/CDAP-Map-Reduce

Map/Reduce exercises for the subject of "Computación Distribuída e de Altas Prestacións" in the Master Degree of Computer Engineering of the University of Vigo in 2020

Primary LanguagePython

Starting on Map/reduce

These three exercises were made in the subject of "Computación Distribuída e de Altas Prestacións" in the Master Degree of Computer Engineering of the University of Vigo in 2020

Exercise 1

This exercise is composed of a series of files containing audience data on topics broadcast on radio stations:

  • The join_cad?.txt files consist of a list of music tracks and, for each track, the radio station where it was broadcast.
  • The join_num?.txt files also contain playlists and, for each track, the number of listeners it has had.

The objective of this section is to implement a map/reduce task that provides an answer to the following question:

What has been the total number of listeners (in all radio stations) to the topics that have been broadcast by RNE1?

NOTE 1: the mapper for this task is simple. Once implemented, its operation can be checked in the terminal:

$ cat join_*.txt | ./join_mapper.py | sort

NOTE 2: the reducer will be a little more complex, but we must not lose sight of the fact that at its entry the data will be ordered alphabetically.

Exercise 2

In order to do this exercise, the file containing information on the sales made in a chain of department stores in January 2012 is used as a starting point. Each line of the purchases.txt file contains the following fields: date, time, city, section, amount, means of payment.

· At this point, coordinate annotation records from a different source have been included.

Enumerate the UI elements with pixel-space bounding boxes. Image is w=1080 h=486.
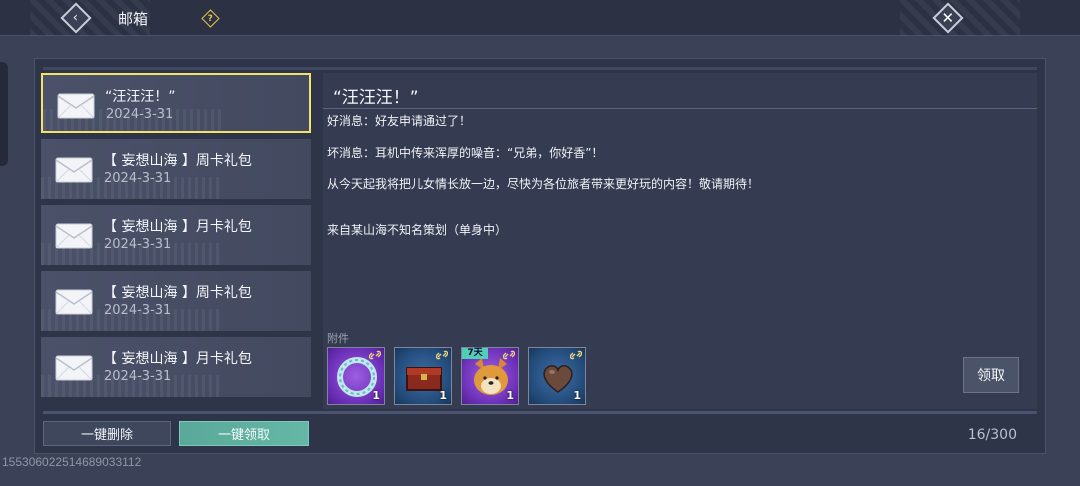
- user-id: 1553060225146890331​12: [2, 455, 142, 469]
- divider: [323, 108, 1037, 109]
- mail-list-item[interactable]: 【 妄想山海 】周卡礼包 2024-3-31: [41, 139, 311, 199]
- mail-body-line: 从今天起我将把儿女情长放一边，尽快为各位旅者带来更好玩的内容！敬请期待！: [327, 177, 760, 191]
- attachment-count: 1: [506, 389, 514, 402]
- claim-all-button[interactable]: 一键领取: [179, 421, 309, 446]
- chain-link-icon: [503, 350, 515, 360]
- duration-tag: 7天: [462, 348, 488, 359]
- attachments-label: 附件: [327, 332, 349, 345]
- attachment-slot[interactable]: 1: [327, 347, 385, 405]
- mail-subject: “汪汪汪！”: [105, 89, 176, 105]
- mailbox-panel: “汪汪汪！” 2024-3-31 【 妄想山海 】周卡礼包 2024-3-31 【 妄想…: [34, 58, 1046, 454]
- attachment-slot[interactable]: 7天 1: [461, 347, 519, 405]
- envelope-icon: [55, 223, 93, 249]
- mail-body-line: 好消息：好友申请通过了！: [327, 114, 472, 128]
- page-title: 邮箱: [118, 10, 149, 28]
- back-arrow-icon: ‹: [73, 10, 79, 26]
- envelope-icon: [55, 157, 93, 183]
- chain-link-icon: [570, 350, 582, 360]
- mail-list-item[interactable]: 【 妄想山海 】月卡礼包 2024-3-31: [41, 337, 311, 397]
- mail-count: 16/300: [967, 427, 1017, 443]
- question-icon[interactable]: ?: [200, 8, 220, 28]
- top-bar: ‹ 邮箱 ? ✕: [0, 0, 1080, 36]
- mail-list: “汪汪汪！” 2024-3-31 【 妄想山海 】周卡礼包 2024-3-31 【 妄想…: [41, 73, 311, 403]
- mail-date: 2024-3-31: [104, 369, 172, 384]
- mail-list-item[interactable]: 【 妄想山海 】月卡礼包 2024-3-31: [41, 205, 311, 265]
- attachments-row: 1 1 7天 1 1: [327, 347, 586, 405]
- attachment-count: 1: [439, 389, 447, 402]
- attachment-slot[interactable]: 1: [394, 347, 452, 405]
- close-x-icon: ✕: [941, 8, 955, 27]
- chain-link-icon: [436, 350, 448, 360]
- attachment-slot[interactable]: 1: [528, 347, 586, 405]
- mail-subject: 【 妄想山海 】月卡礼包: [103, 219, 252, 235]
- attachment-count: 1: [372, 389, 380, 402]
- attachment-count: 1: [573, 389, 581, 402]
- mail-subject: 【 妄想山海 】周卡礼包: [103, 153, 252, 169]
- mail-date: 2024-3-31: [104, 171, 172, 186]
- mail-list-item[interactable]: 【 妄想山海 】周卡礼包 2024-3-31: [41, 271, 311, 331]
- back-button[interactable]: ‹: [60, 2, 92, 34]
- mail-date: 2024-3-31: [104, 303, 172, 318]
- mail-body-line: 坏消息：耳机中传来浑厚的噪音：“兄弟，你好香”！: [327, 146, 604, 160]
- mail-date: 2024-3-31: [106, 107, 174, 122]
- delete-all-button[interactable]: 一键删除: [43, 421, 171, 446]
- chain-link-icon: [369, 350, 381, 360]
- mail-date: 2024-3-31: [104, 237, 172, 252]
- close-button[interactable]: ✕: [930, 2, 966, 34]
- claim-button[interactable]: 领取: [963, 357, 1019, 393]
- side-drawer-handle[interactable]: [0, 62, 8, 166]
- envelope-icon: [57, 93, 95, 119]
- divider: [43, 411, 1037, 414]
- envelope-icon: [55, 355, 93, 381]
- mail-detail-title: “汪汪汪！”: [333, 88, 419, 108]
- mail-detail: “汪汪汪！” 好消息：好友申请通过了！ 坏消息：耳机中传来浑厚的噪音：“兄弟，你…: [323, 73, 1037, 409]
- mail-subject: 【 妄想山海 】周卡礼包: [103, 285, 252, 301]
- mail-list-item[interactable]: “汪汪汪！” 2024-3-31: [41, 73, 311, 133]
- divider: [43, 67, 1037, 70]
- mail-subject: 【 妄想山海 】月卡礼包: [103, 351, 252, 367]
- envelope-icon: [55, 289, 93, 315]
- mail-signature: 来自某山海不知名策划（单身中）: [327, 223, 508, 237]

We ask that you implement map/reduce programs that will allow you to answer the following questions:

  • What is the most widely used payment method for the purchase of computers?
  • For each means of payment, which section makes the most sales?

A small pdf document should be attached briefly justifying the decision taken on the content of the <key,value> fields and briefly explaining the implementation and results.